Applying the facts to this test, Kimack’s agreement with Owners comprises a lease rather than a license. Owners and Kimack had agreed to a rental fee for the period of one month and, at the termination of the rental period, the condominium would revert to the possession of Owners. They held a fee simple in the condominium while Kimack had an interest for a limited duration, i.e., one month. Kimack’s actions of payment of the security deposit and rental payment along with the receipt and possession of the condominium keys fulfilled the intention of the parties to Kimaek’s exclusive possession of *508the condominium property. The evidence reveals that the parties stipulated to the fact that they had reached an oral contract. Even without the stipulation, this evidence strongly suggests that there was a fully executed contract. Accordingly, the agreement between Kimack and Owners was an execute ed lease.

Kimack asserts that, even if the agreement was a lease, the agreement was merely executory and an agreement to lease and, therefore, he is relieved of liability for his nonpossession. While we have established that we disagree with the premise that the agreement was executory, and not an executed lease, we will address the issue for purposes of clarification. The issue of liability for nonpossession by a lessee to an executory lease has not been expounded on conclusively in Missouri, although it has been implied that liability does exist. Several jurisdictions, however, have held that, generally, a lessee is not relieved of liability for nonpossession under an executory lease.1 We believe this view to be most firmly rooted in common sense and justice. Accordingly, as a general rule, mere nonpossession will not relieve a proposed lessee of liability in Missouri.

Kimack’s first issue on appeal contends that Owners are not entitled to retain the prepaid rent.

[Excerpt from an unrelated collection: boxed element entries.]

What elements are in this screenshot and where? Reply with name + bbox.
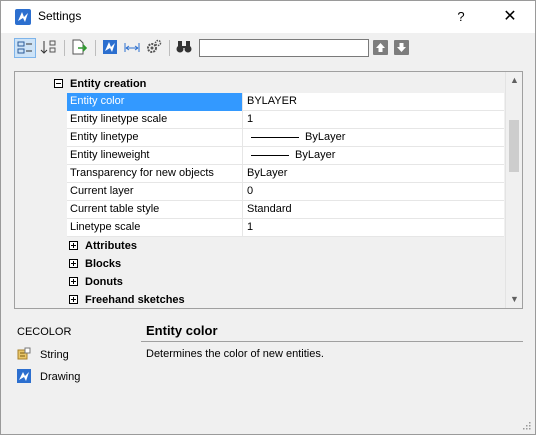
property-name: Linetype scale xyxy=(67,219,243,237)
scrollbar-thumb[interactable] xyxy=(509,120,519,172)
category-label: Blocks xyxy=(85,258,122,270)
property-name: Current layer xyxy=(67,183,243,201)
property-row[interactable]: Entity linetype ByLayer xyxy=(67,129,504,147)
divider xyxy=(141,341,523,342)
category-blocks[interactable]: Blocks xyxy=(16,255,504,273)
property-value[interactable]: 1 xyxy=(244,111,504,129)
property-row[interactable]: Transparency for new objects ByLayer xyxy=(67,165,504,183)
expand-icon[interactable] xyxy=(69,277,78,286)
property-row[interactable]: Entity color BYLAYER xyxy=(67,93,504,111)
sort-alpha-icon xyxy=(40,40,56,54)
drawing-scope-icon xyxy=(17,369,31,383)
category-label: Donuts xyxy=(85,276,123,288)
variable-type-label: String xyxy=(40,349,69,361)
property-value-text: ByLayer xyxy=(295,149,336,161)
drawing-settings-button[interactable] xyxy=(100,38,122,58)
arrow-up-icon xyxy=(376,43,385,52)
categorized-view-button[interactable] xyxy=(14,38,36,58)
dimension-settings-button[interactable] xyxy=(122,38,144,58)
alphabetical-view-button[interactable] xyxy=(39,38,61,58)
property-name: Entity linetype xyxy=(67,129,243,147)
toolbar xyxy=(1,33,535,63)
variable-name: CECOLOR xyxy=(17,326,72,338)
find-previous-button[interactable] xyxy=(373,40,388,55)
dimension-icon xyxy=(124,43,140,52)
property-name: Entity linetype scale xyxy=(67,111,243,129)
expand-icon[interactable] xyxy=(69,295,78,304)
property-row[interactable]: Entity lineweight ByLayer xyxy=(67,147,504,165)
property-value-text: ByLayer xyxy=(305,131,346,143)
categorized-icon xyxy=(17,41,32,54)
close-button[interactable]: ✕ xyxy=(487,1,533,33)
collapse-icon[interactable] xyxy=(54,79,63,88)
property-row[interactable]: Linetype scale 1 xyxy=(67,219,504,237)
search-input[interactable] xyxy=(199,39,369,57)
drawing-icon xyxy=(103,40,117,54)
category-freehand-sketches[interactable]: Freehand sketches xyxy=(16,291,504,308)
property-value[interactable]: BYLAYER xyxy=(244,93,504,111)
find-next-button[interactable] xyxy=(394,40,409,55)
property-grid-body: Entity creation Entity color BYLAYER Ent… xyxy=(16,73,504,307)
category-label: Entity creation xyxy=(70,78,147,90)
property-row[interactable]: Current table style Standard xyxy=(67,201,504,219)
help-button[interactable]: ? xyxy=(441,1,481,33)
settings-dialog: Settings ? ✕ Entity creation Entity colo… xyxy=(0,0,536,435)
binoculars-icon xyxy=(176,41,192,53)
linetype-sample xyxy=(251,136,299,138)
property-name: Transparency for new objects xyxy=(67,165,243,183)
category-donuts[interactable]: Donuts xyxy=(16,273,504,291)
property-value[interactable]: ByLayer xyxy=(244,165,504,183)
chevron-up-icon[interactable]: ▲ xyxy=(506,72,522,89)
find-button[interactable] xyxy=(174,38,196,58)
description-text: Determines the color of new entities. xyxy=(146,348,324,360)
property-value[interactable]: ByLayer xyxy=(244,147,504,165)
property-row[interactable]: Entity linetype scale 1 xyxy=(67,111,504,129)
export-button[interactable] xyxy=(69,38,91,58)
system-settings-button[interactable] xyxy=(144,38,166,58)
property-value[interactable]: Standard xyxy=(244,201,504,219)
arrow-down-icon xyxy=(397,43,406,52)
title-bar: Settings ? ✕ xyxy=(1,1,535,33)
property-value[interactable]: ByLayer xyxy=(244,129,504,147)
category-attributes[interactable]: Attributes xyxy=(16,237,504,255)
category-entity-creation[interactable]: Entity creation xyxy=(16,75,504,93)
property-name: Entity color xyxy=(67,93,243,111)
category-label: Attributes xyxy=(85,240,137,252)
expand-icon[interactable] xyxy=(69,259,78,268)
variable-scope-label: Drawing xyxy=(40,371,81,383)
gears-icon xyxy=(147,39,162,53)
window-title: Settings xyxy=(38,9,82,23)
description-title: Entity color xyxy=(146,323,218,338)
property-name: Entity lineweight xyxy=(67,147,243,165)
property-name: Current table style xyxy=(67,201,243,219)
lineweight-sample xyxy=(251,154,289,156)
app-logo-icon xyxy=(15,9,31,25)
string-type-icon xyxy=(17,347,31,360)
property-value[interactable]: 1 xyxy=(244,219,504,237)
property-value[interactable]: 0 xyxy=(244,183,504,201)
chevron-down-icon[interactable]: ▼ xyxy=(506,291,522,308)
category-label: Freehand sketches xyxy=(85,294,185,306)
expand-icon[interactable] xyxy=(69,241,78,250)
resize-grip-icon[interactable] xyxy=(521,420,531,430)
property-grid: Entity creation Entity color BYLAYER Ent… xyxy=(14,71,523,309)
property-row[interactable]: Current layer 0 xyxy=(67,183,504,201)
vertical-scrollbar[interactable]: ▲ ▼ xyxy=(505,72,522,308)
export-icon xyxy=(72,39,88,55)
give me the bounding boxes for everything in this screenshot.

We disagree. Upon default of a tenant, the landlord has three options: (1) to remain out of possession, treating the term as subsisting and to recover rent; (2) give notice to the tenant, take possession and attempt to mitigate damages with the tenant being held liable for the loss; or (3) resume possession without notice and terminate the lease. Babcock v. Rieger, 76 S.W.2d 731, 735 (Mo.App.1934). While this case is not “a default of rental payments case” as is Babcock, the principal is applicable to the factual circumstances of this appeal.

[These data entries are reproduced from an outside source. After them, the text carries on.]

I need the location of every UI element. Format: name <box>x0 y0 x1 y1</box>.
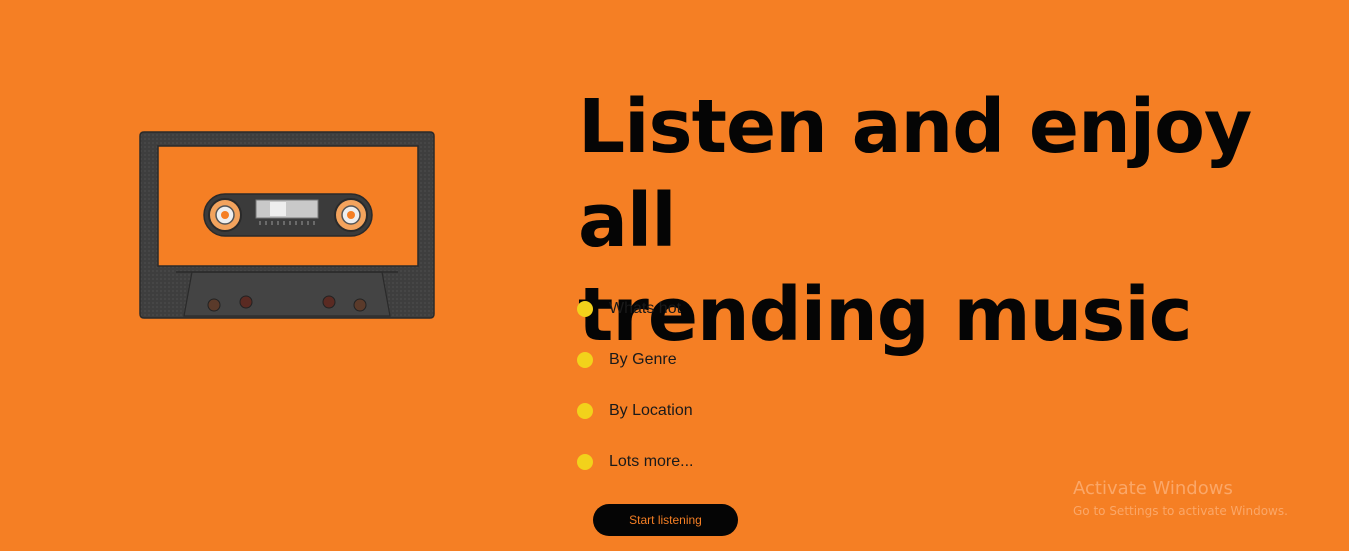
feature-label: Lots more... <box>609 453 694 470</box>
bullet-icon <box>577 352 593 368</box>
feature-label: By Genre <box>609 351 677 368</box>
bullet-icon <box>577 454 593 470</box>
watermark-title: Activate Windows <box>1073 478 1233 499</box>
feature-item-lots-more: Lots more... <box>577 449 693 475</box>
feature-label: By Location <box>609 402 693 419</box>
bullet-icon <box>577 301 593 317</box>
feature-item-by-genre: By Genre <box>577 347 693 373</box>
bullet-icon <box>577 403 593 419</box>
cassette-image <box>136 130 438 320</box>
activate-windows-watermark: Activate Windows Go to Settings to activ… <box>1073 478 1288 522</box>
feature-item-whats-hot: Whats hot <box>577 296 693 322</box>
watermark-subtitle: Go to Settings to activate Windows. <box>1073 504 1288 518</box>
feature-list: Whats hot By Genre By Location Lots more… <box>577 296 693 500</box>
headline-line-1: Listen and enjoy all <box>578 84 1252 264</box>
cassette-tape-icon <box>139 131 435 319</box>
feature-item-by-location: By Location <box>577 398 693 424</box>
feature-label: Whats hot <box>609 300 682 317</box>
start-listening-button[interactable]: Start listening <box>593 504 738 536</box>
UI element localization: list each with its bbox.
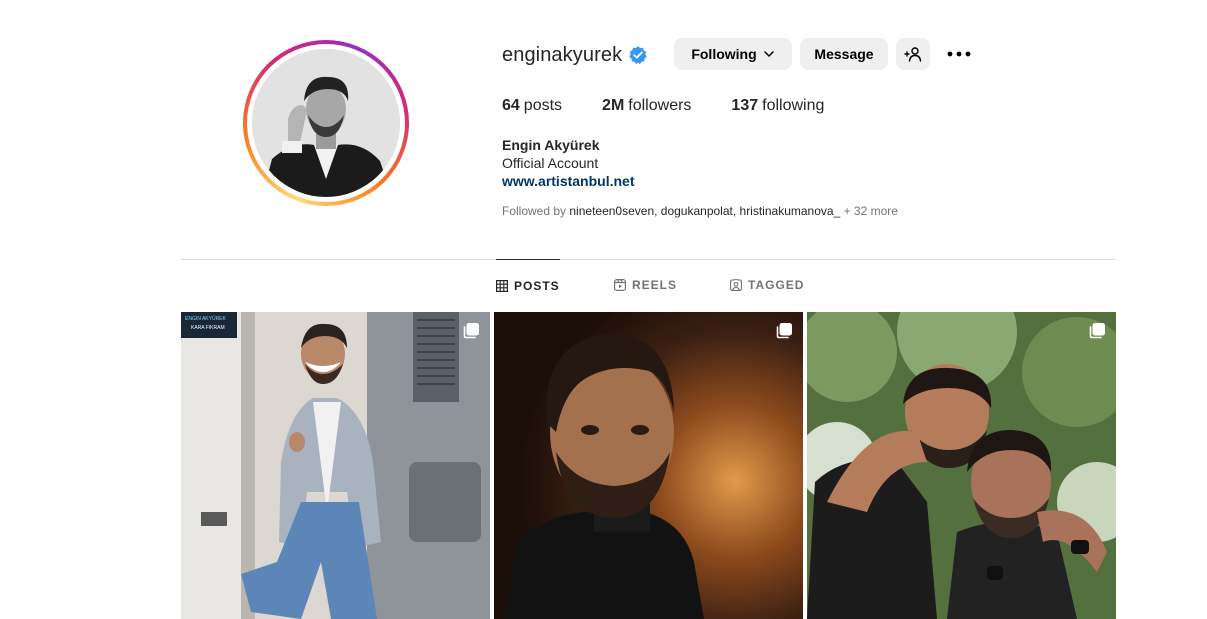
sign-text-line-2: KARA FIKRAM [191,325,225,331]
more-dots-icon [947,51,971,57]
followers-count: 2M [602,97,625,114]
following-count: 137 [731,97,759,114]
followed-by-names: nineteen0seven, dogukanpolat, hristinaku… [569,204,841,218]
avatar-portrait-image [252,49,400,197]
sign-text-line-1: ENGIN AKYÜREK [185,315,227,322]
profile-avatar-story-ring[interactable] [243,40,409,206]
followers-label: followers [628,97,692,114]
tab-tagged[interactable]: TAGGED [730,259,804,311]
add-user-icon [904,47,922,62]
followed-by-more: + 32 more [843,204,898,218]
profile-stats: 64 posts 2M followers 137 following [502,97,864,119]
tab-posts[interactable]: POSTS [496,259,560,312]
message-button[interactable]: Message [800,38,888,70]
following-stat[interactable]: 137 following [731,97,824,119]
username: enginakyurek [502,43,623,66]
full-name: Engin Akyürek [502,137,600,153]
posts-stat: 64 posts [502,97,562,119]
suggested-users-button[interactable] [896,38,930,70]
carousel-icon [776,323,792,339]
verified-badge-icon [629,46,647,65]
more-options-button[interactable] [943,44,975,64]
website-link[interactable]: www.artistanbul.net [502,173,635,189]
grid-icon [496,280,508,292]
bio-text: Official Account [502,155,599,171]
followed-by[interactable]: Followed by nineteen0seven, dogukanpolat… [502,204,898,218]
post-image-trailer: ENGIN AKYÜREK KARA FIKRAM [181,312,490,619]
username-row: enginakyurek [502,38,648,72]
tab-tagged-label: TAGGED [748,278,805,292]
following-label: following [762,97,825,114]
following-button-label: Following [691,46,757,62]
reels-icon [614,279,626,291]
followed-by-prefix: Followed by [502,204,567,218]
post-thumbnail[interactable]: ENGIN AKYÜREK KARA FIKRAM [181,312,490,619]
tagged-icon [730,279,742,291]
message-button-label: Message [814,46,874,62]
posts-label: posts [523,97,563,114]
carousel-icon [463,323,479,339]
tab-posts-label: POSTS [514,279,560,293]
chevron-down-icon [763,51,774,57]
avatar[interactable] [252,49,400,197]
following-button[interactable]: Following [674,38,792,70]
posts-count: 64 [502,97,520,114]
tab-reels-label: REELS [632,278,678,292]
tab-reels[interactable]: REELS [614,259,677,311]
post-thumbnail[interactable] [807,312,1116,619]
post-thumbnail[interactable] [494,312,803,619]
post-image-friends [807,312,1116,619]
followers-stat[interactable]: 2M followers [602,97,691,119]
carousel-icon [1089,323,1105,339]
post-image-portrait [494,312,803,619]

Here, the owners chose to remain out of possession and treat the term as subsisting. When Kimack informed Owners that he was not going to occupy the condominium, Owners began to run another advertisement in the newspaper, thereby, attempting to mitigate their damages even though Owners did not have a duty to mitigate under the first option of Babcock. Adkins v. Hobson & Son, Inc., 666 S.W.2d 951, 957 (Mo.App. W.D. 1984). They were unsuccessful in locating another lessee to assume the remaining term. Owners resumed possession of the condominium only during the last five days of the lease term. They are entitled, as the trial court so held, to retain the prepaid rent less the amount for the time in which they took possession of the condominium.

The trial court had substantial evidence, and did not erroneously declare or apply the law in its decision.

Judgment affirmed.

CRANE, P.J., and GERALD M. SMITH, J., concur.

. See 85 A.L.R.3rd, LESSEE’S REFUSAL TO TAKE POSSESSION § 5, p. 524, citing Donovan v. Schoenhofen Brewing Co., 92 Mo.App. 341, later app 102 Mo.App. 427, 76 S.W. 715 (Mo. App. 1903); Arthur Treacher’s Fish & Chips, Inc. v. Chillum Terrace Limited Partnership, 272 Md. 720, 327 A.2d 282, later app 29 Md.App. 320, 347 A.2d 568 (1975); United Theatres Co. v. United States, 67 Ct.Cl. 432, 1929 WL 2604 (1929).